Except as soon as Boudreau pulled up outside the boat, an O'Keefe staffer warned her about the sting and the whole thing had to be abandoned (We're sure Operation: James Loses His Virginity would have gone off without a hitch otherwise). The whole fiasco got out to the media, leaving O'Keefe a laughing stock. Later, that same year, O'Keefe was arrested after he and several colleagues snuck into the office of Louisiana Senator Mary Landrieu. They posed as telephone repairmen in an attempt to bug her phone lines -- which is a federal offense for reasons that should be pretty damn obvious.
In 2016, under the banner of 'Project Veritas' (dork), O'Keefe attempted to sting the philanthropic organization operated by the billionaire, conservative boogeyman, and not-a-Nazi George Soros.

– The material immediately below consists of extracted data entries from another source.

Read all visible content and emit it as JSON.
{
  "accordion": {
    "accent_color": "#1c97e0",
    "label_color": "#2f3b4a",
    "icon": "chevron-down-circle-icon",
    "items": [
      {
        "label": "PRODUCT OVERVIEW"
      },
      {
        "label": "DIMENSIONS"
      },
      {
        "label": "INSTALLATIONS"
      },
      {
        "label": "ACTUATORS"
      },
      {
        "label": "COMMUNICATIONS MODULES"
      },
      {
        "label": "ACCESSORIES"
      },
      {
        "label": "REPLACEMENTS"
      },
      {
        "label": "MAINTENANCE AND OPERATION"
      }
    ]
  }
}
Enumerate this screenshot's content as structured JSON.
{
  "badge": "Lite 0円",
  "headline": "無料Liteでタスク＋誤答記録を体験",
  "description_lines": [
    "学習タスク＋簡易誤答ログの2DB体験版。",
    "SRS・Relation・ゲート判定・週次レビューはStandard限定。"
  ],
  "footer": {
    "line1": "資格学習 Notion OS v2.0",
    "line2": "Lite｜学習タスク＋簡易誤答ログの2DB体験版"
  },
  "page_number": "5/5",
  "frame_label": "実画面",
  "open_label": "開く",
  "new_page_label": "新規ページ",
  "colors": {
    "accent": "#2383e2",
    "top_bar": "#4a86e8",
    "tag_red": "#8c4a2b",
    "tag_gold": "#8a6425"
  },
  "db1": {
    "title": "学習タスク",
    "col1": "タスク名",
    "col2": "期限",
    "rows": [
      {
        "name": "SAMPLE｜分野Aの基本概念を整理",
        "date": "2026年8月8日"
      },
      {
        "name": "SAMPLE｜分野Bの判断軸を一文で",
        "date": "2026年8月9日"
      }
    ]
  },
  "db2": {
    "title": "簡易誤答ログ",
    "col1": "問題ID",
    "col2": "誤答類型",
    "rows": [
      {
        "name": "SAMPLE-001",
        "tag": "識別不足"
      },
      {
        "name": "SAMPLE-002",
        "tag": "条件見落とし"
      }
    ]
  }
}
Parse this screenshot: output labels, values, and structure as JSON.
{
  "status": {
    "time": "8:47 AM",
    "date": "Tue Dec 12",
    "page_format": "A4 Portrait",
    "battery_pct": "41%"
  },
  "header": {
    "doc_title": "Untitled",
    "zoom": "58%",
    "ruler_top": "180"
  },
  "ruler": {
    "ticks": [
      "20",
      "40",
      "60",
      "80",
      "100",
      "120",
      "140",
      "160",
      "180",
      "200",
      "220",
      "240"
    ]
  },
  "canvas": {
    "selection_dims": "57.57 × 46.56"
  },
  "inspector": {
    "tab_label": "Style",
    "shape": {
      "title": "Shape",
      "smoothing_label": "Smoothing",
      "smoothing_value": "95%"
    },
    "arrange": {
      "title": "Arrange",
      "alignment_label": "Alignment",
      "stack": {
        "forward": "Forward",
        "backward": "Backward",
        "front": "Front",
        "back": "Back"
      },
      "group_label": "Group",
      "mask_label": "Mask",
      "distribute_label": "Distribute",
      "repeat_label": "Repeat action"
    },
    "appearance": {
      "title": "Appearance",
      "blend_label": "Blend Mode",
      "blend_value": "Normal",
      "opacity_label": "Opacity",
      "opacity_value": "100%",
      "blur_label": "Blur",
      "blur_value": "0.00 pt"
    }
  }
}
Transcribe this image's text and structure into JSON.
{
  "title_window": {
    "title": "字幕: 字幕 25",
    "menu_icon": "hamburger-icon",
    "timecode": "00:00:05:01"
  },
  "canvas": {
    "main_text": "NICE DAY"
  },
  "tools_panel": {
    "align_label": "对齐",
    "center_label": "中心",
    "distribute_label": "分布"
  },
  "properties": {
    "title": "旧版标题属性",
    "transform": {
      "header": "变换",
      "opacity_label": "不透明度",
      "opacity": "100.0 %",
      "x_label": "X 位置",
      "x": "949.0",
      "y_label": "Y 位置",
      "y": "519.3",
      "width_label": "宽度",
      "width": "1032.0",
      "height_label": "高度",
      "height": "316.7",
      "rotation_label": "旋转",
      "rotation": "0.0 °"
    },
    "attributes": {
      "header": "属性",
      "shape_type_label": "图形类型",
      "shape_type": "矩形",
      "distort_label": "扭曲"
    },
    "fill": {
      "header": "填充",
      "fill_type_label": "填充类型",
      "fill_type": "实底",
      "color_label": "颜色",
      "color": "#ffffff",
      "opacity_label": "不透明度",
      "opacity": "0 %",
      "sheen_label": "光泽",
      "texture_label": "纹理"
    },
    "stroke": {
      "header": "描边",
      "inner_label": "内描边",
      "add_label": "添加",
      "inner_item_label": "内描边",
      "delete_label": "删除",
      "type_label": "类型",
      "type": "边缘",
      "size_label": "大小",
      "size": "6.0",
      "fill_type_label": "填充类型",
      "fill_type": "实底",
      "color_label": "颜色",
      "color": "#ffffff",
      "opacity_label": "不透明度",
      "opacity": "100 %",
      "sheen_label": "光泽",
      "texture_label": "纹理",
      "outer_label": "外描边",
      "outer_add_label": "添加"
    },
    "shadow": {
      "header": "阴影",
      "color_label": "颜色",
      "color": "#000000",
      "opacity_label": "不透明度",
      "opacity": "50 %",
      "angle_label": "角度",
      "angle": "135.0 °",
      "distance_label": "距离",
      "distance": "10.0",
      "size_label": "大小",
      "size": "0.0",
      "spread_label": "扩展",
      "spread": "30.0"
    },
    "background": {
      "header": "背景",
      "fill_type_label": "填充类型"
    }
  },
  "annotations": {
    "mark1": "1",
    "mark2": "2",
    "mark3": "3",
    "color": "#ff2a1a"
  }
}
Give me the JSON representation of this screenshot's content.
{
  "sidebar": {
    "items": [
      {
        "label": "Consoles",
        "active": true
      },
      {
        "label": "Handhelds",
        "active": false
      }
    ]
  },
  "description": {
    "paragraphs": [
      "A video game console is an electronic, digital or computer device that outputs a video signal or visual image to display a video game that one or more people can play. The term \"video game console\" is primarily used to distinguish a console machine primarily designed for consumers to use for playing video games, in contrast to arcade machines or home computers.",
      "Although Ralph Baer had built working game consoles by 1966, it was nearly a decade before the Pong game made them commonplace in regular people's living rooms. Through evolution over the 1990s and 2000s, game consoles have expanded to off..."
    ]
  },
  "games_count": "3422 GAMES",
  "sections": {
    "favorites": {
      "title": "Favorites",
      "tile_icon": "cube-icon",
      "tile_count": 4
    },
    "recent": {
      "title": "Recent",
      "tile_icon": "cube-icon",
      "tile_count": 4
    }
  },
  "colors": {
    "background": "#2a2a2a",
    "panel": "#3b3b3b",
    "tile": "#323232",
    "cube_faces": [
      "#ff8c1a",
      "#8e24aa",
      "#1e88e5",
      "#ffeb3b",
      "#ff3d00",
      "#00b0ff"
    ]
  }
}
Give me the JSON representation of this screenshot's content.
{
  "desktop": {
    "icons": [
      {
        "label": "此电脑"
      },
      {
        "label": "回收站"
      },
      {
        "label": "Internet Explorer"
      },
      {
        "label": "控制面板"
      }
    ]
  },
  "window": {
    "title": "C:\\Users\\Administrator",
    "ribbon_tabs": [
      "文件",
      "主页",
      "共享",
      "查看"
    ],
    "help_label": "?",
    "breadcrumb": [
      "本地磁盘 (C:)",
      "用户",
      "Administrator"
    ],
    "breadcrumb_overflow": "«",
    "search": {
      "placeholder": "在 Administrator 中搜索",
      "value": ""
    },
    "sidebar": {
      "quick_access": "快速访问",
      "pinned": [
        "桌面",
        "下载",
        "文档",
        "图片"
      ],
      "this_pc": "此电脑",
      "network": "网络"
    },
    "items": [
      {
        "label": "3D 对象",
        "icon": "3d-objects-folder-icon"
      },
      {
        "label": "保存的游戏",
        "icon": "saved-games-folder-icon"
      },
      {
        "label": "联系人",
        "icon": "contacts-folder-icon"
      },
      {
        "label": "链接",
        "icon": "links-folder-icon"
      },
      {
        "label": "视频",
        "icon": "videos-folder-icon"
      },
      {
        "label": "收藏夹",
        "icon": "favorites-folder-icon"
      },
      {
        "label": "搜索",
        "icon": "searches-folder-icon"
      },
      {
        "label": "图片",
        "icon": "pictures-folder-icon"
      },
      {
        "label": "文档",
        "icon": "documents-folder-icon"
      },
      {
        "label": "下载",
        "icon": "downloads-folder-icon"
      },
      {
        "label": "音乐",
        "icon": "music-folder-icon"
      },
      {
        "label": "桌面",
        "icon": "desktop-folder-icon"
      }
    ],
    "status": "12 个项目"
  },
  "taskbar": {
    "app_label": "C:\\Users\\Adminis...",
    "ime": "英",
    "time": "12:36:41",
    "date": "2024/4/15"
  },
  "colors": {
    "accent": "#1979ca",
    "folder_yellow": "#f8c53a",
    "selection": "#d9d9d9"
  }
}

O'Keefe left a voicemail in which he -- under a fake name of 'Victor Kesh' -- posed as a foreign national "fighting for European values." A super basic, low-effort, attempt to entrap Soros' organization into saying something that O'Keefe could spin as being sinister and shady (Soros isn't good enough for the Love Boat plan, James?). But O'Keefe couldn't even pull that off without crapping the bed -- as he forgot to hang up, and left behind a seven-minute-long voicemail of him and a colleague describing their plan to sting Soros in great detail like the dumbest Bond villains imaginable. "What needs to happen [is for] someone other than me to make a hundred phone calls like that," said "Kesh".
And hits are still coming. In November 2017, The Washington Post busted O'Keefe's group for trying to run a con on them whereby a woman, Jaime Phillips, presented herself as a victim of sex monster and creep-ass politician Roy Moore. Their end goal was to get the Post to publish a fake story that could then be used to discredit all of the mainstream media's reporting about Roy Moore.
Unfortunately for O'Keefe, this wasn't the Post's first day and they quickly discovered several odd things about Phillips' story -- as well as a GoFundMe campaign that she set up to raise funds to go work for Project Veritas and "combat the lies and deceit of the liberal MSM." A campaign which, apparently, involves stanning alleged sexual predators. The Washington Post told Phillips to kick rocks and splashed a story about the failed sting over their frontpage. Meaning, in the end, O'Keefe technically did play a part in exposing dishonest media frauds.